On découvrira ci-dessous un curieux livre-web, la dernière création d’Antoine Dufeu…

Antoine Dufeu, Blancs, CNEAI, printemps 2014, 6 €, ISBN : 2-912483-80-8.

Présentation éditoriale

Blancs est un livre exposition. Il peut prendre toute forme diffusable connue ou non à ce jour et, au gré des publications, être imprimé ou au format numérique, gratuit ou payant. Il peut être diffusé et numéroté de manière aléatoire à l’occasion d’expositions dont il pourra servir de prétexte. Blancs puise dans la matière des articles de presse que l’auteur, sous son propre nom ou sous celui de l’un de ses hétéronymes, Marius Guérin, a publié sur le site Caradisiac depuis mars 2006 mais aussi dans celle de leurs commentateurs.

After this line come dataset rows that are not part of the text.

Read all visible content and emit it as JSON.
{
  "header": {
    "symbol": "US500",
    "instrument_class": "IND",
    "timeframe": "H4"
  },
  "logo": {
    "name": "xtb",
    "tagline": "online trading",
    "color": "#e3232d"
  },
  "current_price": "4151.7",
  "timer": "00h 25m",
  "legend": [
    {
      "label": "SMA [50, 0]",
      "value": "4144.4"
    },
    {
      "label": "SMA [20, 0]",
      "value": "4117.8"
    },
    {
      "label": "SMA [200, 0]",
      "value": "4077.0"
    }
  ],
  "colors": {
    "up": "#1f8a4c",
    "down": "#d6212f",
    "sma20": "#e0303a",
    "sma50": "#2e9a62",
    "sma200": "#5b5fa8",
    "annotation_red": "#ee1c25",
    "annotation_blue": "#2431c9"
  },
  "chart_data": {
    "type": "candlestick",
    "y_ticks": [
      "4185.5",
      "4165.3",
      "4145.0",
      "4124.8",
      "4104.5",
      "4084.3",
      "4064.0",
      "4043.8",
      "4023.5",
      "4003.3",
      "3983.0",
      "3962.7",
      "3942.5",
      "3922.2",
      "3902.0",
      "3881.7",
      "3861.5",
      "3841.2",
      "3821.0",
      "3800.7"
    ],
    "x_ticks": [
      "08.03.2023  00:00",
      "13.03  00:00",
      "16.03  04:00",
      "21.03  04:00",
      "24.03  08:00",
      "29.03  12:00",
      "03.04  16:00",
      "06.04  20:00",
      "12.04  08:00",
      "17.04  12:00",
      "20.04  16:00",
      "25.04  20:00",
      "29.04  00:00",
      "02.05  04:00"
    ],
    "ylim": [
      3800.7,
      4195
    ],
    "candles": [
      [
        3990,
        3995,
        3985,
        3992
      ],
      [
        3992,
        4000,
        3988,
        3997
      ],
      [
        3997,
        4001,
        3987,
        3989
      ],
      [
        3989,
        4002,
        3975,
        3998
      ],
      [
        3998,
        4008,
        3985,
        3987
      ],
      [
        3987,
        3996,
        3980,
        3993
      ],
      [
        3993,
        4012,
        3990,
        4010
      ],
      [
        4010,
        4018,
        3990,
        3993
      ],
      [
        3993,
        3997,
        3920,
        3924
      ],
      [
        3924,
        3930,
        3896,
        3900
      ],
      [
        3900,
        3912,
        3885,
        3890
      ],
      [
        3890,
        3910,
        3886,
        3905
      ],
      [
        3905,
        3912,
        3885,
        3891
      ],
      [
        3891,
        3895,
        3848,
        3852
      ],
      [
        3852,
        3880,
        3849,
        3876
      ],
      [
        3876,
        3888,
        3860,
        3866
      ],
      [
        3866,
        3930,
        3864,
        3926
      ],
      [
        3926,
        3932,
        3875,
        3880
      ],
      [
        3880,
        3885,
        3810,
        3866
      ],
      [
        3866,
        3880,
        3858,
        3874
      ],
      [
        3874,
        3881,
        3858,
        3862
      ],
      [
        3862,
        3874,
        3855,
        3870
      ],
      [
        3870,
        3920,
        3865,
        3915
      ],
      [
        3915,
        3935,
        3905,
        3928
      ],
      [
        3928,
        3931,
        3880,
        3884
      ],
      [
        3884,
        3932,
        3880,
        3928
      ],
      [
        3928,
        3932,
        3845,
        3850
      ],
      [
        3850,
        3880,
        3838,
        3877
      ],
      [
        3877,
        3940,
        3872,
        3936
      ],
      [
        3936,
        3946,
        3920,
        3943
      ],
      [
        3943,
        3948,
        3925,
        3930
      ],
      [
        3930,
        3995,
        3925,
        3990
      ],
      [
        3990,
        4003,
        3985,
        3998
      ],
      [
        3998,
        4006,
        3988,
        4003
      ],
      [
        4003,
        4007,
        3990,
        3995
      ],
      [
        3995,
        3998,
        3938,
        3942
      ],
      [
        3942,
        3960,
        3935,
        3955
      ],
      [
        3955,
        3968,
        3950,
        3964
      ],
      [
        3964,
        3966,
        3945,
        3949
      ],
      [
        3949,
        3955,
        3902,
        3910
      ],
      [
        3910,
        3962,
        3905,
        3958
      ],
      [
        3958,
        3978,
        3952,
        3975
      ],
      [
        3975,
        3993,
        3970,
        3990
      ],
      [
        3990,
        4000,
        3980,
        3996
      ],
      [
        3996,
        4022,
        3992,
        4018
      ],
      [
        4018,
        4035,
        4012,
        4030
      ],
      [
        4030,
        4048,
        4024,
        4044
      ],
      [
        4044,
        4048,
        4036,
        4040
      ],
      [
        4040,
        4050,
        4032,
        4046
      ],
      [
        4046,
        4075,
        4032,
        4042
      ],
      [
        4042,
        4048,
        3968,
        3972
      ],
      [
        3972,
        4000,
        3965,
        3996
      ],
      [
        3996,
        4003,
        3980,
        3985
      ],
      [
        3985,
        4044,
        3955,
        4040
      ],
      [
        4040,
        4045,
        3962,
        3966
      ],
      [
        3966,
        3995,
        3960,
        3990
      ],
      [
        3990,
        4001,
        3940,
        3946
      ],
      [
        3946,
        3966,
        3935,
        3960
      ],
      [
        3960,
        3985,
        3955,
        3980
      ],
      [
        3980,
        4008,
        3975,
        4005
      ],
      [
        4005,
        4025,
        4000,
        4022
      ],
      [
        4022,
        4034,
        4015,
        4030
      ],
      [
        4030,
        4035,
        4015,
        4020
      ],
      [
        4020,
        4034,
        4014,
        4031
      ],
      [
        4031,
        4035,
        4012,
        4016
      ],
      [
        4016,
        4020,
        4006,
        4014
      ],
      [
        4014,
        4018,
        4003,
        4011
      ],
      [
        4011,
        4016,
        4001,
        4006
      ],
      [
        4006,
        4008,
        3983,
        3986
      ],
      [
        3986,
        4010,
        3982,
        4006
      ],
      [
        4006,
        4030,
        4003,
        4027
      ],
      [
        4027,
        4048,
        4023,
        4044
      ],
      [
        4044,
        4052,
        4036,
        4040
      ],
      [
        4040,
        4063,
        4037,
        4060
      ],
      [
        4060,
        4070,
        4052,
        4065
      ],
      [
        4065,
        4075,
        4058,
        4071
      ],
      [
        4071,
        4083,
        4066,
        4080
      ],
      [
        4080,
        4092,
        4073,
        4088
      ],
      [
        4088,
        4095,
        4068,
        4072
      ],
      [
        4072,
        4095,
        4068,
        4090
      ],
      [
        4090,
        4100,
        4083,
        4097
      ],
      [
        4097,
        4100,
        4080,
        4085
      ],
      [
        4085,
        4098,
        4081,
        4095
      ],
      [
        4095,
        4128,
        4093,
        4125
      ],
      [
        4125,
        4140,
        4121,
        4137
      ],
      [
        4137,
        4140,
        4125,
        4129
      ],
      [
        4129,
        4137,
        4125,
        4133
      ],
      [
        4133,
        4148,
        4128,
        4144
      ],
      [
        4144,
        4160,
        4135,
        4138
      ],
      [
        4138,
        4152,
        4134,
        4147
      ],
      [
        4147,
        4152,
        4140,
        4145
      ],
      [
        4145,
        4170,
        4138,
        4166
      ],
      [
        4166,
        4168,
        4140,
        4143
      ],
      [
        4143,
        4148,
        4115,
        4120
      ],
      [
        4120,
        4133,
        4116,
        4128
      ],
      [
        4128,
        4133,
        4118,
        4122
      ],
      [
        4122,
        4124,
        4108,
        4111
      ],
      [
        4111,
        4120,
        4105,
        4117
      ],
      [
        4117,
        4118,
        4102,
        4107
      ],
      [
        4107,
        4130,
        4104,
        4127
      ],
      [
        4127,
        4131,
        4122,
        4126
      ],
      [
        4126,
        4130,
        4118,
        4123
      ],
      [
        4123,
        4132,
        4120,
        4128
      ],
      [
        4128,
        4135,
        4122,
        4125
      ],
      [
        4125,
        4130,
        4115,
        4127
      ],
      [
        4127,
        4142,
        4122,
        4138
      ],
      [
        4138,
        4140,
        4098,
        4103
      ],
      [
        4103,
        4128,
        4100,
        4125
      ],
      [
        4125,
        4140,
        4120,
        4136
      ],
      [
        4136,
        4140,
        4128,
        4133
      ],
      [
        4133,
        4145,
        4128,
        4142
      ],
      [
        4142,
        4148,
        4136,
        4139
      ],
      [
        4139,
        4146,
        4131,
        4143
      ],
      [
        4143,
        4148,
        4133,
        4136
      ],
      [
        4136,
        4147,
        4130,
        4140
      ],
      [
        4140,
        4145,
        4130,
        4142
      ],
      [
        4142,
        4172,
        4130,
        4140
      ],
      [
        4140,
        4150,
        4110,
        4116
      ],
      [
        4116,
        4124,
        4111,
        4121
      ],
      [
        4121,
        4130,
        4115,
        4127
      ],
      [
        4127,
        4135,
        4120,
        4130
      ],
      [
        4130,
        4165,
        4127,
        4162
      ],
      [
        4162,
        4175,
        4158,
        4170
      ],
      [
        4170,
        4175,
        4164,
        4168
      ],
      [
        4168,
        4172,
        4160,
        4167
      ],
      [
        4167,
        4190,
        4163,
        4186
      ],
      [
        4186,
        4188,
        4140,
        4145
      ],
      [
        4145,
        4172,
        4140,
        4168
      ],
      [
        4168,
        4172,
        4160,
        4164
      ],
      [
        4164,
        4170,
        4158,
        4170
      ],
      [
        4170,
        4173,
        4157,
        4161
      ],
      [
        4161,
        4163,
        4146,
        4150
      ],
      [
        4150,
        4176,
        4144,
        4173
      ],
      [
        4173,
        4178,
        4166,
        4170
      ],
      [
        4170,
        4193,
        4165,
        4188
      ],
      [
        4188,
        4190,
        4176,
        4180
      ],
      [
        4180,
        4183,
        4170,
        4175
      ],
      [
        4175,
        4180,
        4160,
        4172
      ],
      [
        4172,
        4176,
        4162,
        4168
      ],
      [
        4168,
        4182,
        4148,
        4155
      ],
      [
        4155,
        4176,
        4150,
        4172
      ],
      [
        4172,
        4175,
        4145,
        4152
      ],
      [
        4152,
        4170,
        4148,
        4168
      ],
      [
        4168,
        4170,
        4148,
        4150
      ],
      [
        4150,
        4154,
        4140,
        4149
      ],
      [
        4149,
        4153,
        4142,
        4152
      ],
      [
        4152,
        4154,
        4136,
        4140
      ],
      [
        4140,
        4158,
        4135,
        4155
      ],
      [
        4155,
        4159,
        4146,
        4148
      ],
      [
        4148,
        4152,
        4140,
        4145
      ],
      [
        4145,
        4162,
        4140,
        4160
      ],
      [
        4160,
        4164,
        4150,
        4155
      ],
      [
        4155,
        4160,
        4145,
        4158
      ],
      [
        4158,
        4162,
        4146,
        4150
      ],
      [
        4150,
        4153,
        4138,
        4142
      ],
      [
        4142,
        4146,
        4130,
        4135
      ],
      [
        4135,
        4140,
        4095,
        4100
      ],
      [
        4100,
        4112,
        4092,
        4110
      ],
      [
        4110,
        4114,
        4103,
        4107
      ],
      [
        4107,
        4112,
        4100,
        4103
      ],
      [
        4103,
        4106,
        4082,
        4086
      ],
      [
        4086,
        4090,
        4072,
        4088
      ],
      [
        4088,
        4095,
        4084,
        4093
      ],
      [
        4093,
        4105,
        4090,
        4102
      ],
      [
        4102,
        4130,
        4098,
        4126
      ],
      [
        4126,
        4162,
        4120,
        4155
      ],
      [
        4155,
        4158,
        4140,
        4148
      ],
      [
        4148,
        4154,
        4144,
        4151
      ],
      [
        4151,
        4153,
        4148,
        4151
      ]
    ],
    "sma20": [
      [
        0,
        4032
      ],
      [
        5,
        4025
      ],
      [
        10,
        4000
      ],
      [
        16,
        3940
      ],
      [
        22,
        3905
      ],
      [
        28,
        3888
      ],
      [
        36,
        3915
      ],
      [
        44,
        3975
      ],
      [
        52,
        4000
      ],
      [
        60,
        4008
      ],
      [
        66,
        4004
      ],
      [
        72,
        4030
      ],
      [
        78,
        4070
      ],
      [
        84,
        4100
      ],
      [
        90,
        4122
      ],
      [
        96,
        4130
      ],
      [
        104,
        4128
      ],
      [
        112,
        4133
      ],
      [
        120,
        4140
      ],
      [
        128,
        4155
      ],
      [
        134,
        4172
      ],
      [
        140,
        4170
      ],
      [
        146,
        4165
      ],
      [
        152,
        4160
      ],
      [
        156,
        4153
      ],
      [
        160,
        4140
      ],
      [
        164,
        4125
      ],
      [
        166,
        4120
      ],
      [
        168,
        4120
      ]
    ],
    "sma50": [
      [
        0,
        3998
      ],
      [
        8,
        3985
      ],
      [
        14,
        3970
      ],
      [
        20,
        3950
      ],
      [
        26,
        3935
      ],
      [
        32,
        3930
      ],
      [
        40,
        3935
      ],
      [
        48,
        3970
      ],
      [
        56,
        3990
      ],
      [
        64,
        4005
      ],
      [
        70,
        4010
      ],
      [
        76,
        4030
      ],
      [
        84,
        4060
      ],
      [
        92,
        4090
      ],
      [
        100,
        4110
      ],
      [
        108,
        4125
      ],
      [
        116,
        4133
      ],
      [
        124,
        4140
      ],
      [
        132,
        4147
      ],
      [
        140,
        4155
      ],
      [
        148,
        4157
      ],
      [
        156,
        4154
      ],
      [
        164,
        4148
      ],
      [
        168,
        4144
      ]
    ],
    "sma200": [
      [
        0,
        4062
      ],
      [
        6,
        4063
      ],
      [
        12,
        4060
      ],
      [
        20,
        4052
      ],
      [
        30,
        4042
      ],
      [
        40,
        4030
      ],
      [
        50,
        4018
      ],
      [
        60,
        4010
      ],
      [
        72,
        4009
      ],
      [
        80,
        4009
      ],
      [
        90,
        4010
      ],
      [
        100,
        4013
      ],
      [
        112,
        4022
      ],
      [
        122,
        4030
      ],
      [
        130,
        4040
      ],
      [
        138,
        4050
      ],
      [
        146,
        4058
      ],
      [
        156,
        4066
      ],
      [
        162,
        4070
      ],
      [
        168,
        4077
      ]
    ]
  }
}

Le Cneai publie trois premières formes de Blancs :

Version : 2014-3-1-A-A
Livre au format 11×16,5 cm (à la Française) diffusé et vendu par le Cneai. Cette version comprend une sélection de liens url renvoyant à autant d’articles.

Version : 2014-3-1-B-B
Fichier pdf au format 29,7×21 cm (à l’Italienne) diffusé gratuitement par le Cneai et l’auteur à partir de leurs sites respectifs, www.antoinedufeu.fr). Cette version reprend les liens de la version 2014-3-1-A-A. Pour chaque article, un des commentaires a été tiré au sort et mis en exergue.

Version : 2014-3-1-C-C
Magazine au format 22×28 cm diffusé et vendu sur le site Blurb. Cette version reprend les liens de la version 2014-3-1-A-A. À partir de chaque lien url sont extraits un ou des mots transformés en image ; chaque lien crédite alors chaque image correspondante.

 

Note de lecture

 

Dommage qu’il n’existe pas de papier susceptible de nous mener directement à une page web d’un clic du doigt. C’est l’impression que peut laisser Blancs à son ouverture, un livre qui se prolonge dans l’univers internet.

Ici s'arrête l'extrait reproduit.